In effetti, l’unica volta che i bambini arabi hanno ricevuto un po’ di simpatia da tutto l’Occidente è stata pochi anni fa, quando prese di posizione propagandistiche israeliane e statunitensi, ufficiali e non ufficiali allo stesso modo, montavano una grande campagna di propaganda per salvare questi bambini dai loro barbari genitori arabi e palestinesi, che presumibilmente li educavano a commettere atti violenti, o che poco amorevolmente li ponevano in mezzo al pericolo, sacrificandoli per i loro obiettivi politici violenti.
Non era Israele degno di esecrazione per l’uccisione di bambini palestinesi, ma lo dovevano essere quei genitori crudeli ed incuranti dei propri bambini, che li piazzavano sulla traiettoria dei proiettili israeliani ebrei, che non lasciavano agli Ebrei di Israele altra scelta che quella di ucciderli.

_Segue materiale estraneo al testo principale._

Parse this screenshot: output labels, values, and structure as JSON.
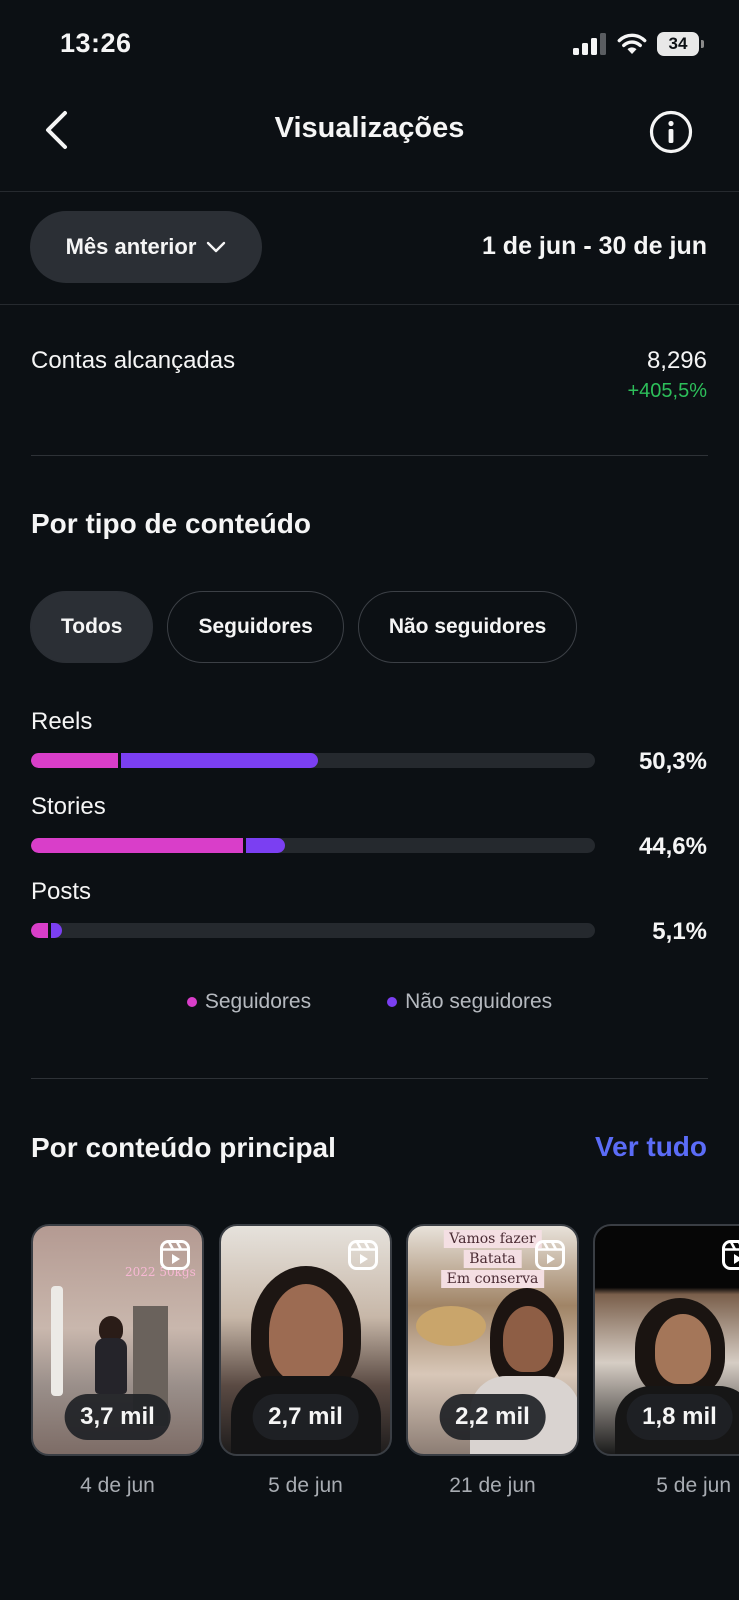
{
  "status_bar": {
    "time": "13:26",
    "battery": "34"
  },
  "header": {
    "title": "Visualizações"
  },
  "filter": {
    "period_label": "Mês anterior",
    "date_range": "1 de jun - 30 de jun"
  },
  "reach": {
    "label": "Contas alcançadas",
    "value": "8,296",
    "change": "+405,5%"
  },
  "content_type": {
    "title": "Por tipo de conteúdo",
    "tabs": [
      {
        "label": "Todos",
        "active": true
      },
      {
        "label": "Seguidores",
        "active": false
      },
      {
        "label": "Não seguidores",
        "active": false
      }
    ],
    "rows": [
      {
        "label": "Reels",
        "percent": "50,3%",
        "followers_fraction": 0.155,
        "non_followers_fraction": 0.35
      },
      {
        "label": "Stories",
        "percent": "44,6%",
        "followers_fraction": 0.375,
        "non_followers_fraction": 0.07
      },
      {
        "label": "Posts",
        "percent": "5,1%",
        "followers_fraction": 0.03,
        "non_followers_fraction": 0.02
      }
    ],
    "legend": {
      "followers": "Seguidores",
      "non_followers": "Não seguidores"
    },
    "colors": {
      "followers": "#d93ec9",
      "non_followers": "#7b3ff2",
      "positive_change": "#2dbf5a"
    }
  },
  "top_content": {
    "title": "Por conteúdo principal",
    "see_all": "Ver tudo",
    "items": [
      {
        "views": "3,7 mil",
        "date": "4 de jun",
        "type_icon": "reels-icon",
        "overlay": "2022 50kgs"
      },
      {
        "views": "2,7 mil",
        "date": "5 de jun",
        "type_icon": "reels-icon"
      },
      {
        "views": "2,2 mil",
        "date": "21 de jun",
        "type_icon": "reels-icon",
        "overlay_lines": [
          "Vamos fazer",
          "Batata",
          "Em conserva"
        ]
      },
      {
        "views": "1,8 mil",
        "date": "5 de jun",
        "type_icon": "reels-icon"
      }
    ]
  }
}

Questo, naturalmente, è un vecchio ragionamento capzioso degli Israeliani per giustificare le carneficine di Israele verso i Palestinesi.
In buona sostanza, così Golda Meir aveva notoriamente articolato il processo di coscienza ebraica di Israele: “Noi possiamo perdonarvi per aver ucciso i nostri figli. Ma noi non vi perdoneremo mai per averci costretto ad uccidere i vostri.”
Nelle dissertazioni ufficiali del potere post-Seconda guerra mondiale degli Stati Uniti, i bambini ebrei sono stati spesso chiamati in causa per illustrare l’innocenza di Israele, una tradizione accolta fedelmente dalla retorica di Barack Obama.
Il rifiuto di riconoscere anche i bambini arabi come vittime di Israele, il 4 giugno 2009, Obama lo ha manifestato agli Arabi nel suo discorso al Cairo: “Non è segno di coraggio, nemmeno di forza, sparare razzi contro bambini nel sonno o far saltare in aria donne anziane su un autobus. Non è così che si può rivendicare autorità morale; così l’autorità morale viene abbandonata!”
Egli ha ribadito questo nel suo discorso del 19 maggio 2011 “venti di cambiamento”, dichiarando: “Per decenni, il conflitto tra Israeliani e Arabi ha gettato un’ombra sulla regione. Per gli Israeliani, questo ha significato vivere con la paura che i loro figli potessero saltare in aria su un autobus o a causa di razzi lanciati sulle loro case, e con il dolore di sapere che altri bambini nella regione venivano educati ad odiarli.”
La settimana successiva, nel suo discorso del 22 maggio rivolto alla Commissione israelo-usamericana sugli Affari Pubblici (AIPAC),
[N.d.tr.: l’AIPAC, American Israel Public Affairs Committee, è un gruppo di pressione americano noto per il forte supporto ad Israele. È considerato il più potente e influente gruppo d’interesse a Washington. L’associazione si definisce la “lobby statunitense pro-Israele” ed è un’organizzazione di massa i cui componenti comprendono democratici, repubblicani e indipendenti. L’associazione è autofinanziata.], Obama esprimeva simpatia per le difficoltà che devono affrontare gli Ebrei nella loro esperienza di colonizzatori, …mentre si appropriano delle terre dei Palestinesi:
“Ho visto la lotta quotidiana per sopravvivere negli occhi di un bambino di otto anni [ebreo] che ha perso una gamba per un razzo di Hamas”.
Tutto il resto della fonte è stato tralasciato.